Pope Francis has always struck me as a man of great love – love for God and love for all of God’s creatures. Sir William Hartley appears to have also shown great love for God and His creation.
As a Secular Franciscan, I try to walk with Jesus each day and do what He would have me do. Some days it’s pretty easy – like yesterday, when I was out with our dog hunting for wildflowers and morel mushrooms. Who could deny God in the presence of the West Virginia wilderness?
Other days, it’s tough to be a follower of Jesus Christ. In the last year, I have advocated three times in three different situations for three different people, one related and two unrelated. Each time, I felt it was absolutely essential to do what I did and each time, I knew before I made a step that the fallout would not be pretty.
In every case, I bore the brunt of criticism and condemnation for trying to speak up for those who lacked a voice. I’d do it again if need be. I know that. I’ve done it before. I just need to learn how to continue doing the work God’s asking of me while at the same time protecting myself from the hurt and depression that comes my way as a result. I have Bipolar Disorder II, and conflict and confrontation can send me into a deep depression. I can become suicidal and I’d really prefer to avoid situations that trigger such awful feelings!

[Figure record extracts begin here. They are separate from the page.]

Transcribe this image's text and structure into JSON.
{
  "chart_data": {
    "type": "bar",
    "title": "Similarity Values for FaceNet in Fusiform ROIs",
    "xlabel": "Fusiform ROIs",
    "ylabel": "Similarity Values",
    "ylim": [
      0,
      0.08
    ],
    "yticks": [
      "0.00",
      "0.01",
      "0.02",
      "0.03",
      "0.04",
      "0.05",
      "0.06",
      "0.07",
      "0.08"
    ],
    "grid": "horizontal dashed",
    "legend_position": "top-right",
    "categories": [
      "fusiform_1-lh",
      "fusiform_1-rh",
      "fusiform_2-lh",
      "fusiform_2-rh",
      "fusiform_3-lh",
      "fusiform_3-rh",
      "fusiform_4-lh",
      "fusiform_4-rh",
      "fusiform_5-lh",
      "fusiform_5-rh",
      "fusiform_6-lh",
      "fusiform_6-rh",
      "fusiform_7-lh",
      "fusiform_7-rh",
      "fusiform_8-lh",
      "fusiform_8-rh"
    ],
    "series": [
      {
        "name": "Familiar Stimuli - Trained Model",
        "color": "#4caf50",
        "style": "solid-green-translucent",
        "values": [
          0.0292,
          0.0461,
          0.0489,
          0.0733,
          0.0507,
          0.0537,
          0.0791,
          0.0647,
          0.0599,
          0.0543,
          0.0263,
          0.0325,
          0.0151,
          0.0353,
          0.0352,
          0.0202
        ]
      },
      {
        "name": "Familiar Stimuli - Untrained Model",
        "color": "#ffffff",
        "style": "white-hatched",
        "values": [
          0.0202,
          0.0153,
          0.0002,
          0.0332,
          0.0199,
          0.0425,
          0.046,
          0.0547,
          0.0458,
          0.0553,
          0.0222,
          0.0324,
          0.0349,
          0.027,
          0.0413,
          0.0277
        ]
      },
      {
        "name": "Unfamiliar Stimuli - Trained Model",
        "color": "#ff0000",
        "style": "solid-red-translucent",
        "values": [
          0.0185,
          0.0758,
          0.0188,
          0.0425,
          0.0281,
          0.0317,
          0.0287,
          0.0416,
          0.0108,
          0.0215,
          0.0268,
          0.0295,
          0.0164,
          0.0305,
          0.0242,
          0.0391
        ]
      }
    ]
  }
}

Learning about Sir William Hartley’s close walk as a disciple of the Lord brings me great peace. In his time, he exhorted his fellow Christians to be more Christ-like, to pay less attention to the trappings of the church. Pope Francis is doing the same thing today – he truly is rebuilding the Church just as his namesake did centuries ago.
I’m sure each man had and has his detractors. I’m not one of them. Jesus brought us God’s message of love. It’s simple, yet hard to implement at the same time. St. Francis of Assisi understood that message and lived that message – love your fellow creatures of God. These men – Jesus, St. Francis, Sir William Hartley, and Pope Francis – must be able to do this successfully because they lean so heavily on God; their relationships with their Creator were and are far stronger than my own.
There’s a lesson to be learned from all this…
When I’m in a jam, lean harder on God.